Critique of 3rd place Artisan't cup winner tree

For those that are not aware, the critiques of each tree at the Artisan’s cup is available online. It is a fantastic resource to study design and display. I highly recommend that you use it. I am doing my critique of each tree after reading the text below the composition that sometimes is provided by the author. However, I do my personal critique before I listen to the critiques by by Colin Lewis, Boon, Peter Warren, Walter Pall and David DeGroot. I would like to discuss in this post the winner in 3rd place. I pasted the photo below and you can listen to the judges critique in this link.

Display: I like the arrangement, the wildness of the stand, the contrast of the colours of the companion plant and the tree even if it is a species that would not be observed to grow together with the juniper.

Pot: I like the shalowness but I find the colour too distracting and particularly the feet too big making a composition that seems too top heavy and thus a bit unstable, more so. I really like the fact that there is no lateral room in the pot, that the base occupies the entirety of the pot. I think that this really adds to the composition.

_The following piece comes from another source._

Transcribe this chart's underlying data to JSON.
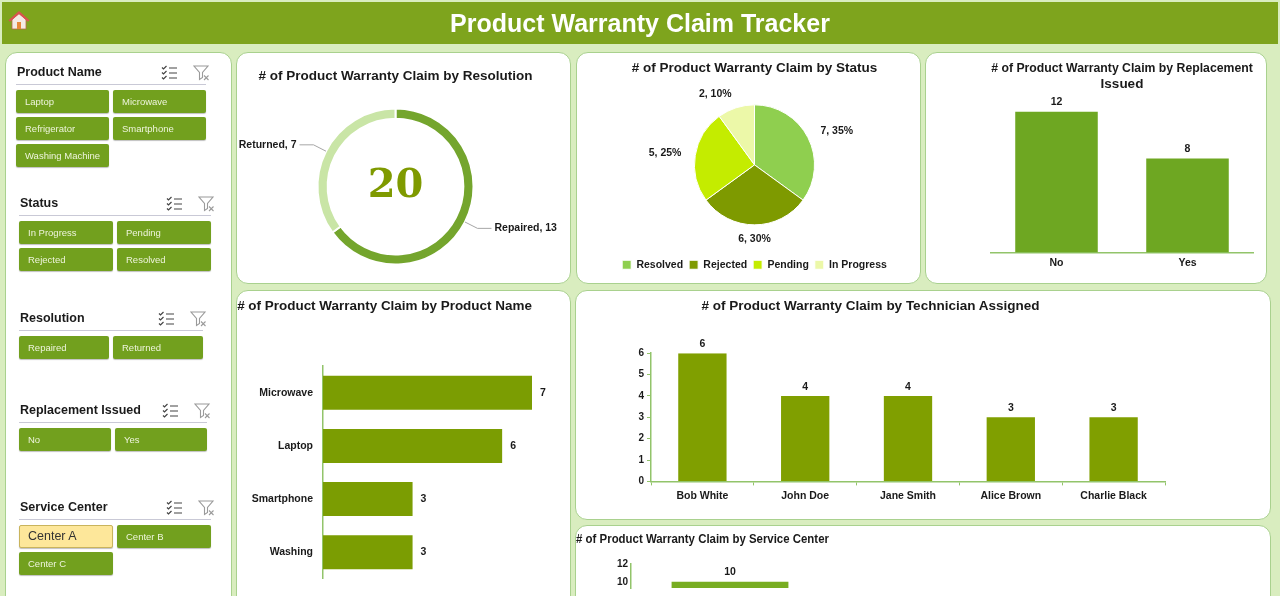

I’d choose an equally shallow oval of the same size, perhaps straight profile and a more greyish plain colour that seems rustic like the stand and serves as a transition between it and the tree. The sharp turn with a straight but perhaps slightly outward slanting profile would give a feeling of being planted at the edge of a cliff. Lastly, I’d definitely use a pot with very little to no negative space between the pot and stand in the front.

Tree: I really love the landscape feel created by the raft style of the base, almost alluding to a penjing mountain landscape. It almost has the feel of a root over rock composition with the beautiful movement of the raft-style base and the interplay of live vein and deadwood. Like I mentioned, it is super important that the tree is really touching the edge of the container laterally. I absolutely love everything about the trunk of this tree. The interplay between live and deadwood, the twisting live vein. As for the foliage, The cascading defining branch on the right makes this tree shine. To discuss the rest of the foliage, I’d separate it into two sections, the apex defined on the right side by the trunk line coming down slightly diagonally and visible in the photo and on the left side by the negative space just above the foliage pad just in front of the two deadwood antilope horns. The second part being defined on the left by that pad and all that is under the rightward going branch that defines the apex. I find the apex entirely superfluous. I would jin all of it. The new apex would be defined by the foliage right at the point where that rightward going branch of the apex emerges from the trunk and it would be a very small apex so most of the foliage to the left of it would also be removed and the remaining top section slightly rearranged. This would create a tree that is a a lot more feminine and sinuous with a lot more deadwood on top and all the foliage to the right of the trunk, nothing on front back or top.

This is a super special tree and the creator of this composition got a lot of it spot on to create such a dramatic representation of nature but I feel that the broad apex and traditional pot are not au pair, this tree did not reach its full potential yet.